I

Así como suelen decir, yo tengo el corazón en un puño, que me aprieta cada vez más y más fuerte. Me quedo sin aire, me ahogo y me siento morir a cada instante. Mis órganos ya no responden a la llamada de un cerebro que sólo puede pensar en ti, que está atormentado. Ráfagas de pensamientos grisáceos me nublan la consciencia, ya soy sólo una sombra en la oscuridad. Te odio a cada momento en el que te amo más. Me torturo y me distraigo intentando olvidarte, y al hacerlo, me acuerdo de que te olvido. Cada olor, cada color, me trasladan a algún momento, algún lugar, contigo, pero estos recuerdos siempre se acaban fundiendo a negro. Porque me han arrebatado algo que ni siquiera era mío. Porque te quiero tanto queriéndote odiar. Estoy muerta por dentro, sólo me queda el cuerpo, porque mi ser es tuyo. Tú eres el puño.

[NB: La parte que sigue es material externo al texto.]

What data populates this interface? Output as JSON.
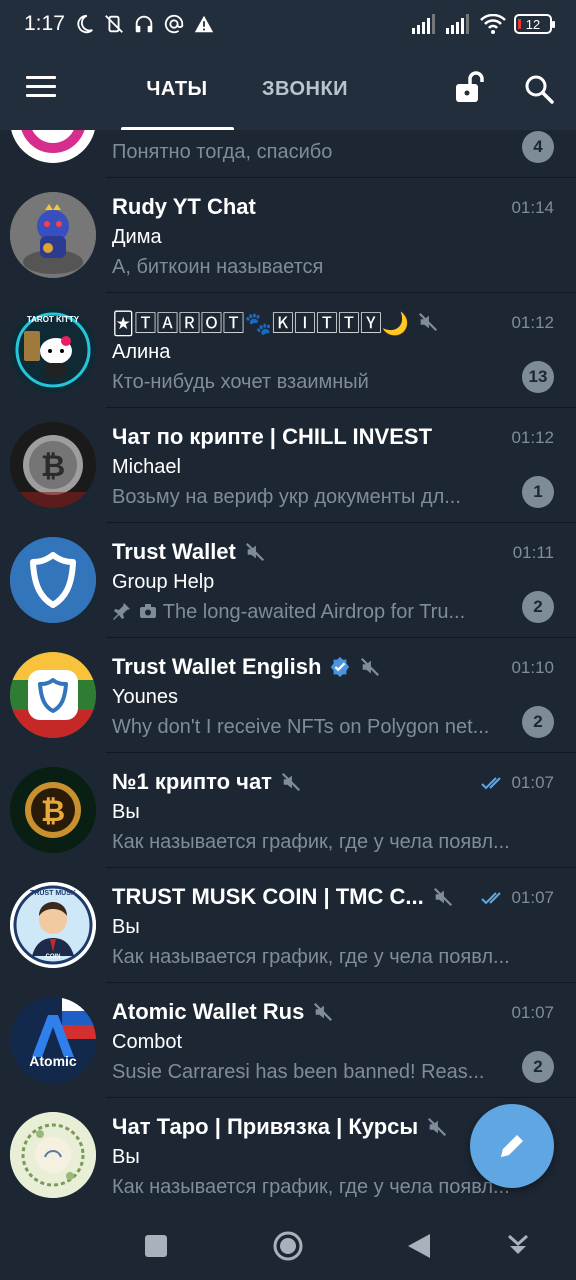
{
  "status_bar": {
    "time": "1:17",
    "battery_level": "12",
    "icons": [
      "moon-icon",
      "vibrate-off-icon",
      "headphones-icon",
      "at-icon",
      "warning-icon",
      "signal-icon",
      "signal-icon",
      "wifi-icon",
      "battery-icon"
    ]
  },
  "header": {
    "tabs": [
      {
        "label": "ЧАТЫ",
        "active": true
      },
      {
        "label": "ЗВОНКИ",
        "active": false
      }
    ],
    "icons": [
      "menu-icon",
      "lock-open-icon",
      "search-icon"
    ]
  },
  "colors": {
    "background": "#1d2733",
    "header": "#232e3c",
    "secondary_text": "#7f8c99",
    "badge": "#7e8b98",
    "accent": "#5fa6e3",
    "verified": "#4a95e0",
    "read_ticks": "#5fa6e3"
  },
  "chats": [
    {
      "title": "",
      "sender": "",
      "preview": "Понятно тогда, спасибо",
      "time": "",
      "badge": "4",
      "muted": false
    },
    {
      "title": "Rudy YT Chat",
      "sender": "Дима",
      "preview": "А, биткоин называется",
      "time": "01:14",
      "badge": "",
      "muted": false
    },
    {
      "title": "🃏🅃🄰🅁🄾🅃🐾🄺🄸🅃🅃🅈🌙",
      "sender": "Алина",
      "preview": "Кто-нибудь хочет взаимный",
      "time": "01:12",
      "badge": "13",
      "muted": true
    },
    {
      "title": "Чат по крипте | CHILL INVEST",
      "sender": "Michael",
      "preview": "Возьму на вериф укр документы дл...",
      "time": "01:12",
      "badge": "1",
      "muted": false
    },
    {
      "title": "Trust Wallet",
      "sender": "Group Help",
      "preview": "The long-awaited Airdrop for Tru...",
      "time": "01:11",
      "badge": "2",
      "muted": true,
      "pinned_photo": true
    },
    {
      "title": "Trust Wallet English",
      "sender": "Younes",
      "preview": "Why don't I receive NFTs on Polygon net...",
      "time": "01:10",
      "badge": "2",
      "muted": true,
      "verified": true
    },
    {
      "title": "№1 крипто чат",
      "sender": "Вы",
      "preview": "Как называется график, где у чела появл...",
      "time": "01:07",
      "badge": "",
      "muted": true,
      "read": true
    },
    {
      "title": "TRUST MUSK COIN | TMC C...",
      "sender": "Вы",
      "preview": "Как называется график, где у чела появл...",
      "time": "01:07",
      "badge": "",
      "muted": true,
      "read": true
    },
    {
      "title": "Atomic Wallet Rus",
      "sender": "Combot",
      "preview": "Susie Carraresi has been banned! Reas...",
      "time": "01:07",
      "badge": "2",
      "muted": true
    },
    {
      "title": "Чат Таро | Привязка | Курсы",
      "sender": "Вы",
      "preview": "Как называется график, где у чела появл...",
      "time": "",
      "badge": "",
      "muted": true
    }
  ],
  "avatar_text": {
    "tarot": "TAROT KITTY",
    "trust_musk": "TRUST MUSK",
    "trust_musk_coin": "COIN",
    "atomic": "Atomic"
  },
  "fab": {
    "icon": "pencil-icon"
  },
  "nav_bar": {
    "icons": [
      "recent-apps-icon",
      "home-icon",
      "back-icon",
      "notifications-icon"
    ]
  }
}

Y me va a explotar el corazón.

II

El mismo pensamiento una y otra vez repetido en mi cabeza. La misma sensación de angustia repentina. Necesito vomitar todo lo que siento, expulsar fuera el dolor. Necesito sentirme íntegra. Volver a mirarte sin que se me claven alfileres en el puto corazón. Si tuviera valor me lo arrancaría. Vivo en una casa sin ventanas, sin vistas al mar. Sólo veo una pared sucia, desconchada y agrietada; llena de humedades causadas por la lluvia de unos ojos que, hoy, solo ven borroso. Ojos que también me quitaría para que no viesen nada que pudiera hacerlos llorar. Y tú no te enteras y ni siquiera te importa. No sabes que estoy muriendo. Que estoy gritando que necesito ayuda urgente para sobrevivir.

 

III

Dudo que alguna vez haya sido para ti algo más que un juguete, que usas mientras te divierte y cuando encuentras una distracción mayor lo tiras o lo escondes en el fondo de un baúl. Un juguete roto no hace ilusión. Aunque te haya escuchado en tus momentos bajos, aunque te haya aconsejado aun en contra de mis propios pensamientos, aunque te haya animado y mimado cuanto puedo, cuanto me dejas. No importará. Si me dejas de necesitar me abandonarás, aunque yo siga necesitándote. Porque los juguetes, ¡qué importa que se rompan si puedes comprar nuevos! Sus problemas no importan mientras no entorpezcan su función, hacernos pasar un rato agradable, sin esperar que por eso tengamos que quererlos.

IV

Transcurren mis días envueltos en un aire altamente viciado, mientras, aliento mis pensamientos con la esperanza de que una brisa renovadora, limpia y fresca ha de llegar pronto. Pero pronto nada llega. Y sigo esperando. Descubriendo en mi, cada vez, mayores miserias. Me miro al espejo y veo un despojo, sin entrever algo de lo que fui y ya no soy. Miro mis ojos y no queda ni un minúsculo reflejo de vida. Y es que por dentro estoy desgarrada.